In one study number of conidia per lesion varied from 4800 on IRAT13 to 33,000 on IR442-2-58. Maximum sporulation is associated with lesions having gray centers and margins changing from dark purple to brown.
Lesions on plants showing water stress symptoms may produce up to 3.5 times more conidia than those on unstressed plants. The infectious period is also prolonged as a result of pre infection water stress.
Disease Cycle of Rice: Factor # 6. Latent Period:
Successful establishment after infection has occurred depends on the age and genotype characteristic of the host, crop nutrition, and environmental factors such as temperatures and soil moisture. Latent period varied from 13-18 days at 9-11°C and 4-6 days at 26-28°C.
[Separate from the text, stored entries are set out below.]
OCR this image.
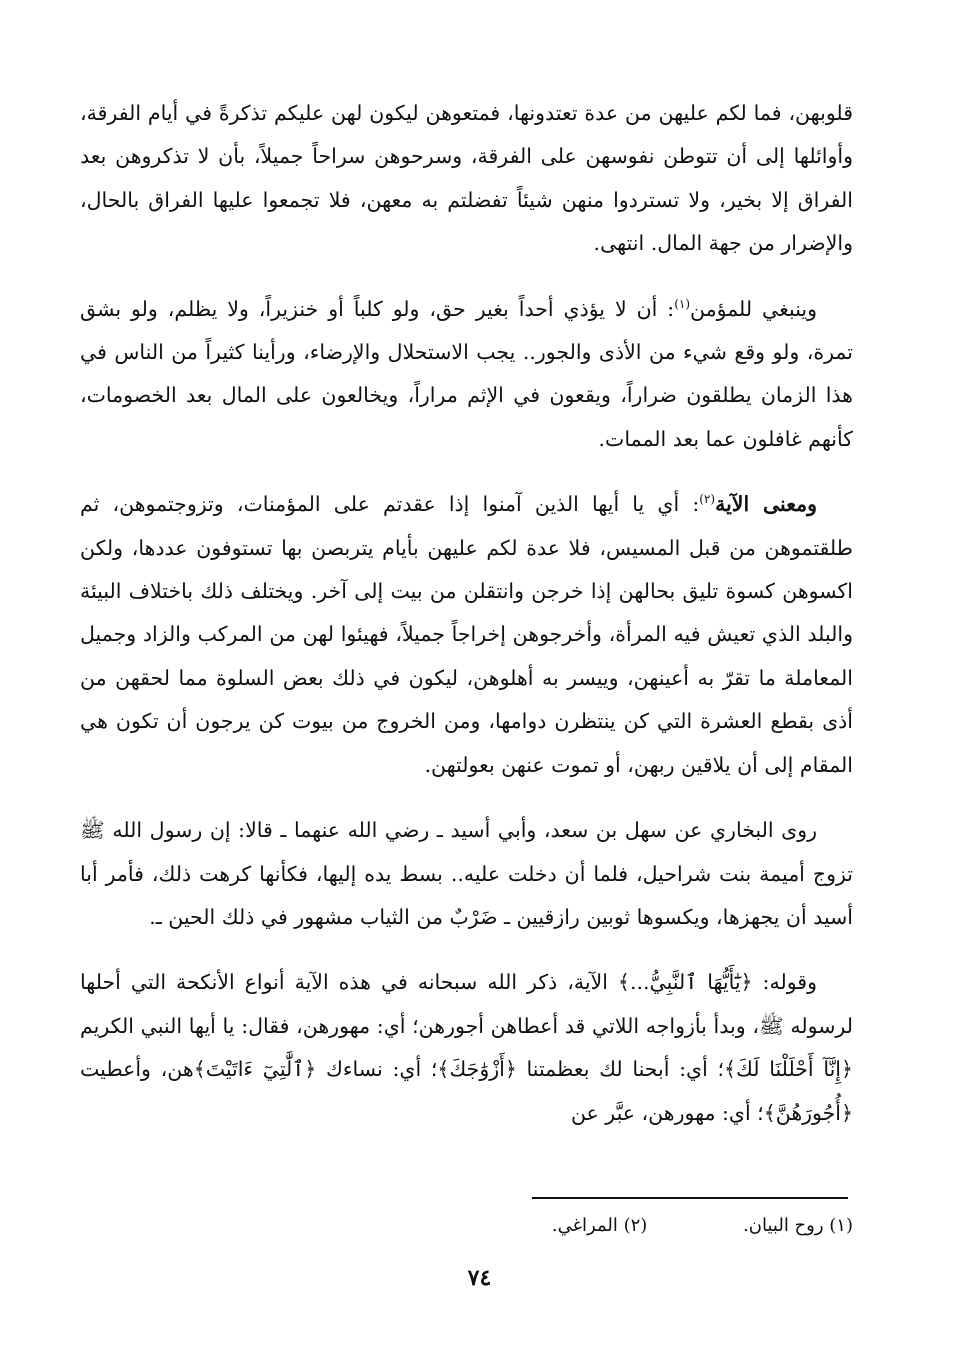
قلوبهن، فما لكم عليهن من عدة تعتدونها، فمتعوهن ليكون لهن عليكم تذكرةً في أيام الفرقة، وأوائلها إلى أن تتوطن نفوسهن على الفرقة، وسرحوهن سراحاً جميلاً، بأن لا تذكروهن بعد الفراق إلا بخير، ولا تستردوا منهن شيئاً تفضلتم به معهن، فلا تجمعوا عليها الفراق بالحال، والإضرار من جهة المال. انتهى.

وينبغي للمؤمن$^{(١)}$: أن لا يؤذي أحداً بغير حق، ولو كلباً أو خنزيراً، ولا يظلم، ولو بشق تمرة، ولو وقع شيء من الأذى والجور.. يجب الاستحلال والإرضاء، ورأينا كثيراً من الناس في هذا الزمان يطلقون ضراراً، ويقعون في الإثم مراراً، ويخالعون على المال بعد الخصومات، كأنهم غافلون عما بعد الممات.

ومعنى الآية$^{(٢)}$: أي يا أيها الذين آمنوا إذا عقدتم على المؤمنات، وتزوجتموهن، ثم طلقتموهن من قبل المسيس، فلا عدة لكم عليهن بأيام يتربصن بها تستوفون عددها، ولكن اكسوهن كسوة تليق بحالهن إذا خرجن وانتقلن من بيت إلى آخر. ويختلف ذلك باختلاف البيئة والبلد الذي تعيش فيه المرأة، وأخرجوهن إخراجاً جميلاً، فهيئوا لهن من المركب والزاد وجميل المعاملة ما تقرّ به أعينهن، وييسر به أهلوهن، ليكون في ذلك بعض السلوة مما لحقهن من أذى بقطع العشرة التي كن ينتظرن دوامها، ومن الخروج من بيوت كن يرجون أن تكون هي المقام إلى أن يلاقين ربهن، أو تموت عنهن بعولتهن.

روى البخاري عن سهل بن سعد، وأبي أسيد ـ رضي الله عنهما ـ قالا: إن رسول الله ﷺ تزوج أميمة بنت شراحيل، فلما أن دخلت عليه.. بسط يده إليها، فكأنها كرهت ذلك، فأمر أبا أسيد أن يجهزها، ويكسوها ثوبين رازقيين ـ ضَرْبٌ من الثياب مشهور في ذلك الحين ـ.

وقوله: ﴿يَٰٓأَيُّهَا ٱلنَّبِيُّ...﴾ الآية، ذكر الله سبحانه في هذه الآية أنواع الأنكحة التي أحلها لرسوله ﷺ، وبدأ بأزواجه اللاتي قد أعطاهن أجورهن؛ أي: مهورهن، فقال: يا أيها النبي الكريم ﴿إِنَّآ أَحْلَلْنَا لَكَ﴾؛ أي: أبحنا لك بعظمتنا ﴿أَزْوَٰجَكَ﴾؛ أي: نساءك ﴿ٱلَّٰتِيٓ ءَاتَيْتَ﴾هن، وأعطيت ﴿أُجُورَهُنَّ﴾؛ أي: مهورهن، عبَّر عن

(١) روح البيان. (٢) المراغي.
٧٤
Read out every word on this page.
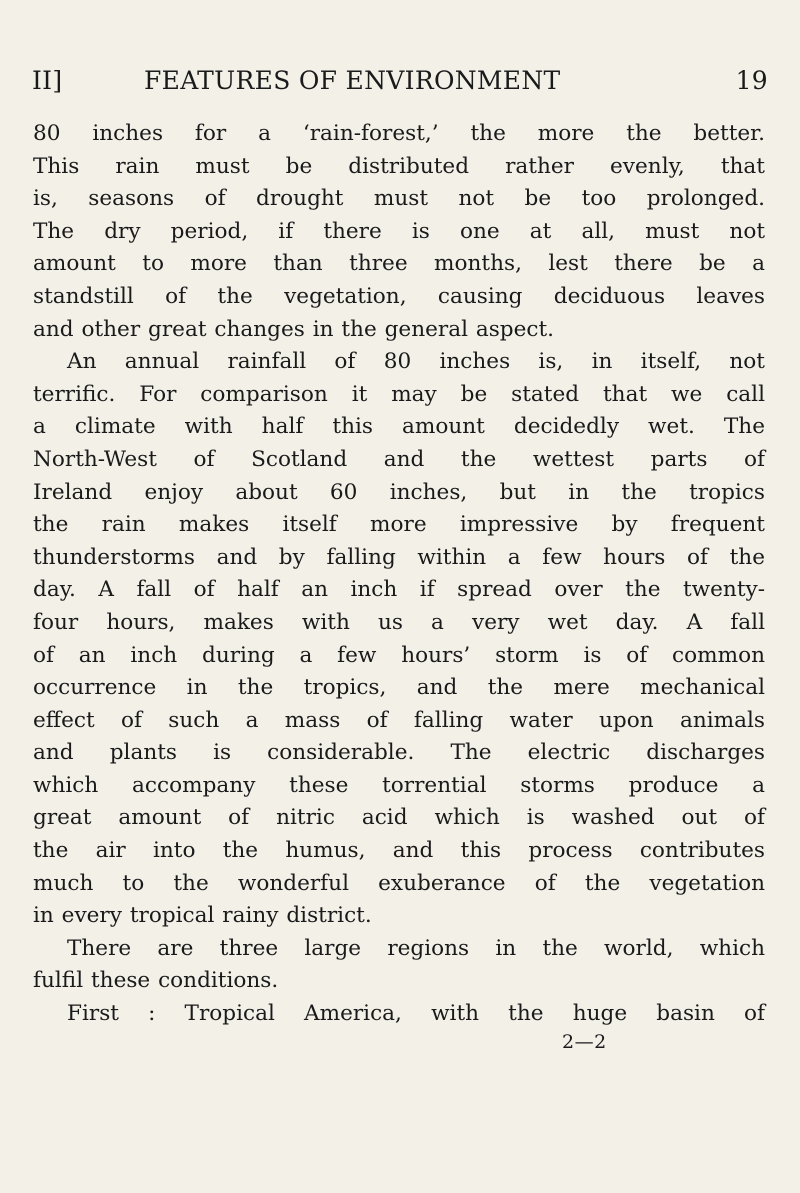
II]	FEATURES OF ENVIRONMENT	19
80 inches for a ‘rain-forest,’ the more the better.
This rain must be distributed rather evenly, that
is, seasons of drought must not be too prolonged.
The dry period, if there is one at all, must not
amount to more than three months, lest there be a
standstill of the vegetation, causing deciduous leaves
and other great changes in the general aspect.
An annual rainfall of 80 inches is, in itself, not
terrific. For comparison it may be stated that we call
a climate with half this amount decidedly wet. The
North-West of Scotland and the wettest parts of
Ireland enjoy about 60 inches, but in the tropics
the rain makes itself more impressive by frequent
thunderstorms and by falling within a few hours of the
day. A fall of half an inch if spread over the twenty-
four hours, makes with us a very wet day. A fall
of an inch during a few hours’ storm is of common
occurrence in the tropics, and the mere mechanical
effect of such a mass of falling water upon animals
and plants is considerable. The electric discharges
which accompany these torrential storms produce a
great amount of nitric acid which is washed out of
the air into the humus, and this process contributes
much to the wonderful exuberance of the vegetation
in every tropical rainy district.
There are three large regions in the world, which
fulfil these conditions.
First : Tropical America, with the huge basin of
2—2
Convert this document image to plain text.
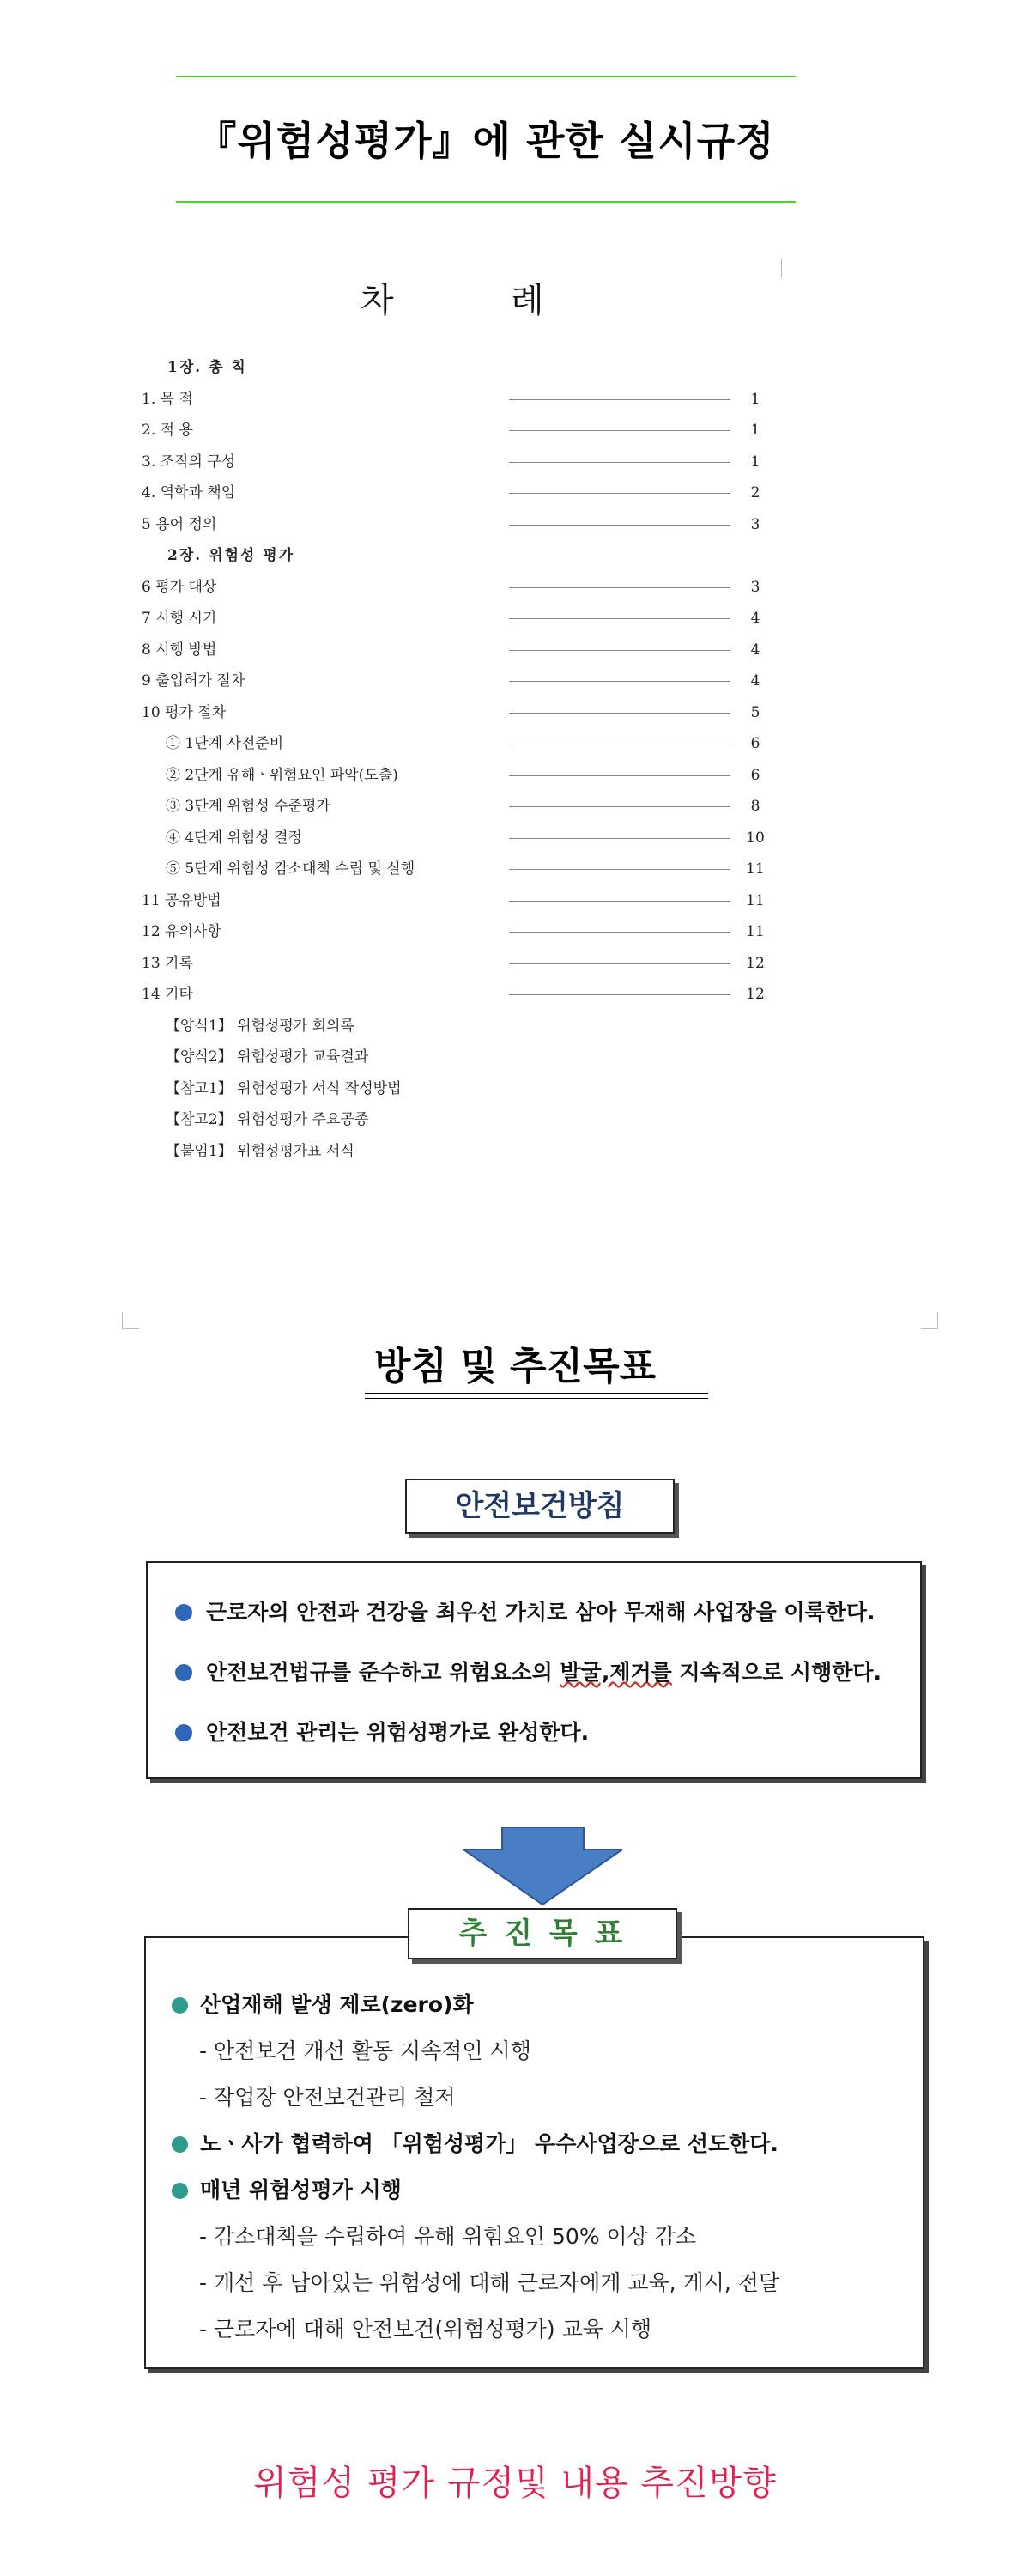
『위험성평가』에 관한 실시규정
차	례
1장. 총 칙
1. 목 적	1
2. 적 용	1
3. 조직의 구성	1
4. 역학과 책임	2
5 용어 정의	3
2장. 위험성 평가
6 평가 대상	3
7 시행 시기	4
8 시행 방법	4
9 출입허가 절차	4
10 평가 절차	5
① 1단계 사전준비	6
② 2단계 유해ㆍ위험요인 파악(도출)	6
③ 3단계 위험성 수준평가	8
④ 4단계 위험성 결정	10
⑤ 5단계 위험성 감소대책 수립 및 실행	11
11 공유방법	11
12 유의사항	11
13 기록	12
14 기타	12
【양식1】 위험성평가 회의록
【양식2】 위험성평가 교육결과
【참고1】 위험성평가 서식 작성방법
【참고2】 위험성평가 주요공종
【붙임1】 위험성평가표 서식
방침 및 추진목표
안전보건방침
근로자의 안전과 건강을 최우선 가치로 삼아 무재해 사업장을 이룩한다.
안전보건법규를 준수하고 위험요소의 발굴,제거를 지속적으로 시행한다.
안전보건 관리는 위험성평가로 완성한다.
산업재해 발생 제로(zero)화
- 안전보건 개선 활동 지속적인 시행
- 작업장 안전보건관리 철저
노ㆍ사가 협력하여 「위험성평가」 우수사업장으로 선도한다.
매년 위험성평가 시행
- 감소대책을 수립하여 유해 위험요인 50% 이상 감소
- 개선 후 남아있는 위험성에 대해 근로자에게 교육, 게시, 전달
- 근로자에 대해 안전보건(위험성평가) 교육 시행
추 진 목 표
위험성 평가 규정및 내용 추진방향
Computer simulation studies show that small changes in latent period can significantly change the epidemic infection rate in many path systems. In tropical and subtropical areas where blast in known to be a problem, temperature changes during the different crop season are sufficient to cause some part of the year to be more blast conducive.
The seasonal profiles for weather in the tropic and subtropics are not as static as previously assumed by blast workers. Small changes such as those shown are important enough epidemiologically to allow more targeted blast management.